Il rapido declino dell’output verificato in alcuni pozzi shale “significa probabilmente che l’abbondanza di risorse è solo temporanea“, scrive Hall in una lettera finita nelle mani del Financial Times e destinata agli investitori di Astenbek, l’hedge found da 4,5 miliardi di dollari che Hall gestisce.

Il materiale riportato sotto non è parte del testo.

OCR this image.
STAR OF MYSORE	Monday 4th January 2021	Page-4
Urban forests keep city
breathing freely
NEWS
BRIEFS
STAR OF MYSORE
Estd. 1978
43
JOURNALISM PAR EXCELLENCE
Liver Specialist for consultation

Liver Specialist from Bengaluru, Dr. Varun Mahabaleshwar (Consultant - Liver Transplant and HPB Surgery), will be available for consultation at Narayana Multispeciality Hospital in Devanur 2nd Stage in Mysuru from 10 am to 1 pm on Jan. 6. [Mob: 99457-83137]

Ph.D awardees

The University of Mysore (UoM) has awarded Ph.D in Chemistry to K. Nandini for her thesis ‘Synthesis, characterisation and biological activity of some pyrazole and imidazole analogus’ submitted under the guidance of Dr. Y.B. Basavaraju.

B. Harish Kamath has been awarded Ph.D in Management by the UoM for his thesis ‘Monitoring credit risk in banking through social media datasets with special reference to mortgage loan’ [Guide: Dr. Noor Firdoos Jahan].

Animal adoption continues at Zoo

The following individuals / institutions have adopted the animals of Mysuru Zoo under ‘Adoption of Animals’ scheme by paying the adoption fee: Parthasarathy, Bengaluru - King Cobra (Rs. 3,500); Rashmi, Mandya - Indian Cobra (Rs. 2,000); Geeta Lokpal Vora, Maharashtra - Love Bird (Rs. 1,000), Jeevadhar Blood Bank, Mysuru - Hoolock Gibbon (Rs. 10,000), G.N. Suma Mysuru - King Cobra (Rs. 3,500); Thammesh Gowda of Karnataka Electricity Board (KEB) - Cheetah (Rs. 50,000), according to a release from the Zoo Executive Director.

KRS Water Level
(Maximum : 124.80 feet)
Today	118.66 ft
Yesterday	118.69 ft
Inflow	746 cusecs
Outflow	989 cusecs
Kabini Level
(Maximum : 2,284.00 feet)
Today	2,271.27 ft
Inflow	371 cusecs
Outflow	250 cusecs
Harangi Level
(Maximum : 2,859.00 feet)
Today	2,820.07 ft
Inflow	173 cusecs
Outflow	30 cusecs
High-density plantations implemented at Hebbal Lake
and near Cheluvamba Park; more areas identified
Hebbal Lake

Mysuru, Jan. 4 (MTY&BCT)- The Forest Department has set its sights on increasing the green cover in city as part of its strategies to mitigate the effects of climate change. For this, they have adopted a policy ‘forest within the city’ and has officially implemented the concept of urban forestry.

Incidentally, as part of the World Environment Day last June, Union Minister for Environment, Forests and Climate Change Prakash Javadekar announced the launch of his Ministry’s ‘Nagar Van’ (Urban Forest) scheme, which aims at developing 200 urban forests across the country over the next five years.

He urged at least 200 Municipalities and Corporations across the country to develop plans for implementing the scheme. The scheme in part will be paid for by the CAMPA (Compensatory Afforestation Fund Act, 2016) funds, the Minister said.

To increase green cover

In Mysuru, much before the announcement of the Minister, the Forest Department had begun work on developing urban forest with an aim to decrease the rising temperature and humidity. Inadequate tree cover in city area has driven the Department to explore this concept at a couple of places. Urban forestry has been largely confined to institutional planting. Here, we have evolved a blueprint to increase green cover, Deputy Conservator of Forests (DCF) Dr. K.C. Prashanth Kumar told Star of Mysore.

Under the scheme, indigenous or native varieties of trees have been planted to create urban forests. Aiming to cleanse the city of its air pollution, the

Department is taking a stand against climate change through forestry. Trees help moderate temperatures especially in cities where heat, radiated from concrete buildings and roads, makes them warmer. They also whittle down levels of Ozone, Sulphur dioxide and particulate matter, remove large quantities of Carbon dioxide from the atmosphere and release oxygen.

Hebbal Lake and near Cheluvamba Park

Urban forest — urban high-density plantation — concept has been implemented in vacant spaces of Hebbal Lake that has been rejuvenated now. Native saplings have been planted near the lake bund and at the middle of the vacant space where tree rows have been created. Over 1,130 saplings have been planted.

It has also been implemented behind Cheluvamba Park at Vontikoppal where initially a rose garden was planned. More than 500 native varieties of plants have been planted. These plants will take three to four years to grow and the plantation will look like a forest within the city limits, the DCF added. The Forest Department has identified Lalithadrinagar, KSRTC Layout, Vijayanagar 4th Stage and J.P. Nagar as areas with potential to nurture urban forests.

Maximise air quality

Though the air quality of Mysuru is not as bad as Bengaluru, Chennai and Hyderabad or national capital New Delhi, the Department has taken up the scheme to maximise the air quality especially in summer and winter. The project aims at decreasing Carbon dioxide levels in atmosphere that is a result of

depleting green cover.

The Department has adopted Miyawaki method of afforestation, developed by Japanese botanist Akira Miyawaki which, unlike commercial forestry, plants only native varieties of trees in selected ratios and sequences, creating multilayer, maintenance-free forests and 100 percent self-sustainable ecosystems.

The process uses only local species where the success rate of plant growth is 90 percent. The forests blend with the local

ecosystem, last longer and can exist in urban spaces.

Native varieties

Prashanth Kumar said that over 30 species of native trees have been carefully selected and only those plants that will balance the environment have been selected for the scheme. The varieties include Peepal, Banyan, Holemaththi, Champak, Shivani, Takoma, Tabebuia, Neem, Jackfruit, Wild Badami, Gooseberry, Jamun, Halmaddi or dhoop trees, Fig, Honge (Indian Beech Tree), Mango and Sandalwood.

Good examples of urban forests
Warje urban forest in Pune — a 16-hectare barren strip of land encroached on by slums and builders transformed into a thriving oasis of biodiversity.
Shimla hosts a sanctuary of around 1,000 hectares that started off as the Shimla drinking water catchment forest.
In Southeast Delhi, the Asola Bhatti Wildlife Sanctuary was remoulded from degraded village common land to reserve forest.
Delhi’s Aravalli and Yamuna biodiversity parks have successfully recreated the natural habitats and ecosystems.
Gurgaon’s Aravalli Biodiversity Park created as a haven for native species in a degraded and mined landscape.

Quello del gas e del petrolio da scisti è un tema caldo nel mondo delle fossili. La rivoluzione shale, che sta rendendo gli Usa esportatori netti di gas e si prevede, entro il 2030, anche di petrolio, preoccupa l’Opec, i cui ministri sono riuniti questa settimana a Vienna per uno dei due incontri annuali dell’organizzazione. Il timore è che i nuovi combustibili fossili non convenzionali spinga in basso i prezzi del barile sul lungo termine.

Questa è ad esempio l’opinione del pundit del settore Dennis Gartman, che pubblicamente ha dichiarato che se fosse nei panni dei paesi Opec  cercherebbe di vendere molto e subito. Non la pensa così invece l’Arabia Saudita, che non sembra temere la shale revolution (che pure sta già facendo subire cali dell’export verso gli Usa a membri Opec come Nigeria e Angola) e probabilmente nemmeno l’Opec nel complesso, che ha deciso di mantenere inalterato a 30 milioni di barili al giorno il proprio obiettivo di produzione. Ora si scopre che questa visione, cioè che gli idrocarbutri da scisti potranno influire poco sul futuro delle fossili, è condivisa anche da una personalità con un certo intuito come Hall, che ha fatto i soldi scommettendo che nel corso degli anni 2000 il barile sarebbe salito da meno di 20 dollari ad oltre 100.

Le motivazioni per cui shale gas e shale oil sono un fenomeno temporaneo, spiega Hall agli investitori del suo fondo, sono tecniche: ogni perforazione dà accesso solo a una piccola sacca di gas e petrolio, anziché a vaste riserve. Per questo, nonostante i pozzi siano inizialmente prolifici, la produzione declina rapidamente: per mantenerla a un livello costante bisogna trivellare di continuo nuovi pozzi, cosa impossibile da fare senza prezzi del barile sufficientemente alti.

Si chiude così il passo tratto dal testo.